IN ChAc RED CELLS THE ABNORMALLY ACTIVATED LYN AFFECTS ANKYRIN MULTIPROTEIN COMPLEXES AND IS INHIBITED BY DASATINIB

Chorea-acanthocytosis (ChAc) is a hereditary-neurodegenerative disorder, one of the neuroacanthocytosis syndromes (NA). One of the hallmarks of NA is the presence of circulating acanthocytes, generation of which is still under investigation.
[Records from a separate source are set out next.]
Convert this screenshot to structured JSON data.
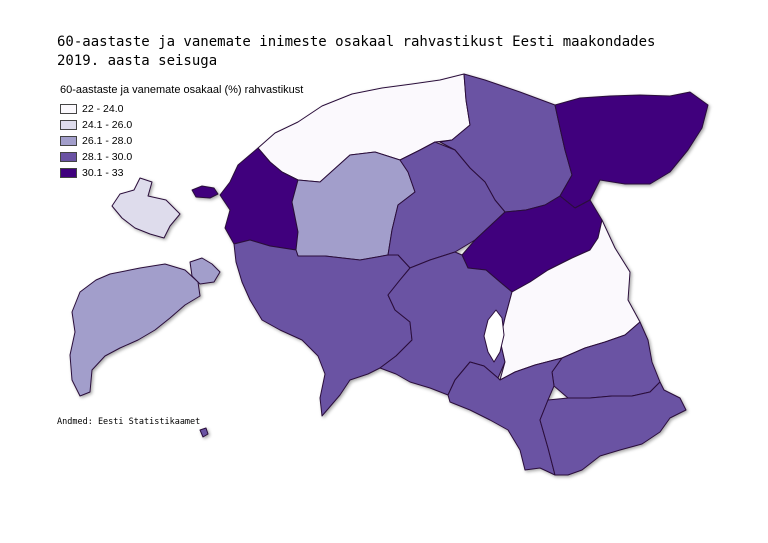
{
  "title_lines": [
    "60-aastaste ja vanemate inimeste osakaal rahvastikust Eesti maakondades",
    "2019. aasta seisuga"
  ],
  "legend": {
    "title": "60-aastaste ja vanemate osakaal (%) rahvastikust",
    "classes": [
      {
        "label": "22 - 24.0",
        "color": "#fbf9fd"
      },
      {
        "label": "24.1 - 26.0",
        "color": "#dedcec"
      },
      {
        "label": "26.1 - 28.0",
        "color": "#a29ecb"
      },
      {
        "label": "28.1 - 30.0",
        "color": "#6a52a3"
      },
      {
        "label": "30.1 - 33",
        "color": "#3f007d"
      }
    ]
  },
  "source": "Andmed: Eesti Statistikaamet",
  "counties_class_index": {
    "harju": 0,
    "hiiu": 1,
    "saare": 2,
    "laane": 4,
    "rapla": 2,
    "laane-viru": 3,
    "ida-viru": 4,
    "jarva": 3,
    "jogeva": 4,
    "parnu": 3,
    "viljandi": 3,
    "tartu": 0,
    "polva": 3,
    "valga": 3,
    "voru": 3
  }
}
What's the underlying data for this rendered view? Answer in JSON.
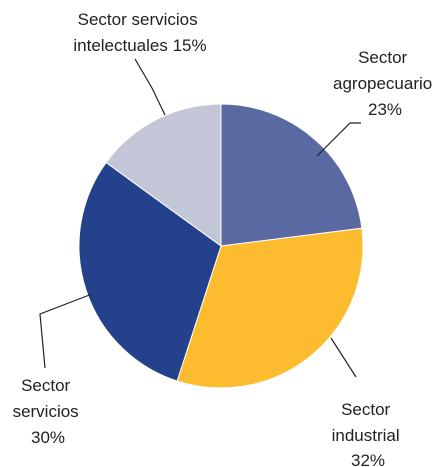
{
  "chart_data": {
    "type": "pie",
    "slices": [
      {
        "label": "Sector agropecuario",
        "value": 23,
        "value_label": "23%",
        "color": "#5b69a3"
      },
      {
        "label": "Sector industrial",
        "value": 32,
        "value_label": "32%",
        "color": "#fdbb30"
      },
      {
        "label": "Sector servicios",
        "value": 30,
        "value_label": "30%",
        "color": "#24418c"
      },
      {
        "label": "Sector servicios intelectuales",
        "value": 15,
        "value_label": "15%",
        "color": "#c3c6d7"
      }
    ],
    "labels": {
      "agro": [
        "Sector",
        "agropecuario",
        "23%"
      ],
      "industrial": [
        "Sector",
        "industrial",
        "32%"
      ],
      "servicios": [
        "Sector",
        "servicios",
        "30%"
      ],
      "intelectuales": [
        "Sector servicios",
        "intelectuales 15%"
      ]
    },
    "start_angle": "12 o'clock",
    "direction": "clockwise",
    "legend": "none"
  }
}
Recently, we reported increased Tyr-phosphorylation state of the red blood cell (RBC) membrane proteins from ChAc patients, related to abnormal activation of Lyn, an Src family kinase (SFKs) (Blood 118; 5652; 2011). In the context of international collaboration, we further characterized Lyn signaling pathway in RBC from ChAc patients. In ChAc RBCs, we found a weakness of ankyrin - based multiprotein complex bridging the membrane to the cytoskeleton, contributing to the generation of acanthocytes. We then evaluated the state of Lyn (active-inactive) in the cytoplasmic fraction from RBC of ChAc patients. In ChAc RBCs we found higher levels of Phospho- Lyn-396, corresponding to active Lyn, compared to controls. We then evaluated whether classical Lyn inhibitors such as PP2 or Dasatinib, a pharmacological Lyn inhibitor, might block Lyn in ChAc RBCs. We found that both PP2 (0.1μM) or Dasatinib (0.1 μM) were able to efficiently inhibit Lyn in both ChAc and healthy RBCs. These data suggest that in ChAc (i) the abnormal activation of Lyn affects RBC membrane mechanical stability weakening both multiprotein complexes, bridging the membrane to the cytoskeleton; (ii) Lyn activity is inhibited by either PP2 or Dasatinib, suggesting Lyn as possible new therapeutic target in ChAc.